Notably absent from the signatories was Corker, who had been trying to recruit Democratic senators to build a veto-proof majority for his bill. Cotton’s letter appears to have complicated those efforts. McDonough’s letter — from a wildly different philosophical vantage point — is designed to shelve it entirely.

“The Administration’s request to the Congress is simple: let us complete the negotiations before the Congress acts on legislation,” writes McDonough. “We understand that Congress will make its own determinations about how to respond, but we do not believe that the country’s interests are served by congressional attempts to weigh in prematurely on this sensitive and consequential ongoing international negotiation aimed at achieving a goal that we all share: using diplomacy to prevent Iran from developing a nuclear weapon.”

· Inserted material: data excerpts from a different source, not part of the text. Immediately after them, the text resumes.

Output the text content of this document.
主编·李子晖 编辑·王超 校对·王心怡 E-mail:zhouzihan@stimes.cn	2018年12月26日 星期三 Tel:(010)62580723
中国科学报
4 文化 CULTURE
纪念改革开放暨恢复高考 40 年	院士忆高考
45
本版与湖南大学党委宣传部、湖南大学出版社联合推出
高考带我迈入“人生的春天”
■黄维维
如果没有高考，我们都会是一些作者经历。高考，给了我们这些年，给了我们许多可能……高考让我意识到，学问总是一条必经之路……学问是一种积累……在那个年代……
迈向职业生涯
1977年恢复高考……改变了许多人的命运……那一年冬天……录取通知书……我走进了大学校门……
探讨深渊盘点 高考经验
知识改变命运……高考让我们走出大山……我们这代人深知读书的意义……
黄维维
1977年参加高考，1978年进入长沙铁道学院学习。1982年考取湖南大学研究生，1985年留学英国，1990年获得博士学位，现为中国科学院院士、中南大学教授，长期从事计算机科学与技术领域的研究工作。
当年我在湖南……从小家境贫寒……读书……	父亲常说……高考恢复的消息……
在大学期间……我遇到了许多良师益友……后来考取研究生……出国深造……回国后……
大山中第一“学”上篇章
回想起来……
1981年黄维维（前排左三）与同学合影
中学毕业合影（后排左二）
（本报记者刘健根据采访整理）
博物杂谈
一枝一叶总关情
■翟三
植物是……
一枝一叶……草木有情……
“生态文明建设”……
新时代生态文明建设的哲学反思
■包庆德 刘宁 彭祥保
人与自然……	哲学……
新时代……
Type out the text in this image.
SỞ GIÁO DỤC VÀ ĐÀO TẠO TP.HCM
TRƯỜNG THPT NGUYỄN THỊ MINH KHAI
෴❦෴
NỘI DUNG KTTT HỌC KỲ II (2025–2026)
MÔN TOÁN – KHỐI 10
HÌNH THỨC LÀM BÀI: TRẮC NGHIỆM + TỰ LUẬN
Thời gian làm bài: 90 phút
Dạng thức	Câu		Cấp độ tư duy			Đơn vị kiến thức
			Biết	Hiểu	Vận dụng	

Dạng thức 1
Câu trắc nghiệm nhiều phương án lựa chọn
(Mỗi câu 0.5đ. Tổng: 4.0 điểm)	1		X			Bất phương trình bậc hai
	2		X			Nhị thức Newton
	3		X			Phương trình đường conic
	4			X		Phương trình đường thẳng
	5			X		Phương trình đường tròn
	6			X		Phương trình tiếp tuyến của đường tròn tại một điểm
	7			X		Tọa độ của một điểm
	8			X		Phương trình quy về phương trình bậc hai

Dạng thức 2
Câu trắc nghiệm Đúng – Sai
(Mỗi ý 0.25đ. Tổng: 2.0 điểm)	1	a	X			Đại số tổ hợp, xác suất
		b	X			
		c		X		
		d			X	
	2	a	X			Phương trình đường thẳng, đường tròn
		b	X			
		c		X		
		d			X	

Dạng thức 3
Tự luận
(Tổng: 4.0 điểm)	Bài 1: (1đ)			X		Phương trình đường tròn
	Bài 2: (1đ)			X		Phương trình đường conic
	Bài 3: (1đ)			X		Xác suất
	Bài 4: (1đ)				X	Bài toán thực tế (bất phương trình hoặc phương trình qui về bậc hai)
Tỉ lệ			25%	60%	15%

At the heart of the administration’s concern with Corker’s legislation are two separate issues. The first is the overarching message that the final vote of “approval” on the deal is within the purview of Congress. McDonough, in his letter, concedes a Republican concern: that the United Nations will have a role in implementing a final agreement. But that, he notes, is because the U.N. is the only entity with the authority to terminate the U.N. Security Council’s sanctions on Iran.

McDonough also assures Corker that the Senate will play a role — “and will have to take a vote” — in any final agreement. But that vote, he says, should come further down the line. There is ample precedent for a non-legally binding international treaty premised on political commitments, McDonough argues. And much of his letter is spent listing prior cases, the most recent being the U.S.-Russia framework to remove chemical weapons from Syria.

The second concern in the letter is that Corker’s bill eliminates one of the primary tools at the president’s disposal to make sure that any Iran deal is successful. Under current law, only Congress can eliminate the statutory sanctions regime against Iran. The president, however, has the power to suspend them through waivers. Corker’s bill would complicate that, prompting administration concerns that they’d lose a critical tool to make the final framework work.

“The deal we are negotiating will allow us to retain significant leverage, as Iran would face severe consequences for any violation since we would have the capacity to swiftly re-impose punishing sanctions if Iran does not meet its commitments,” writes McDonough.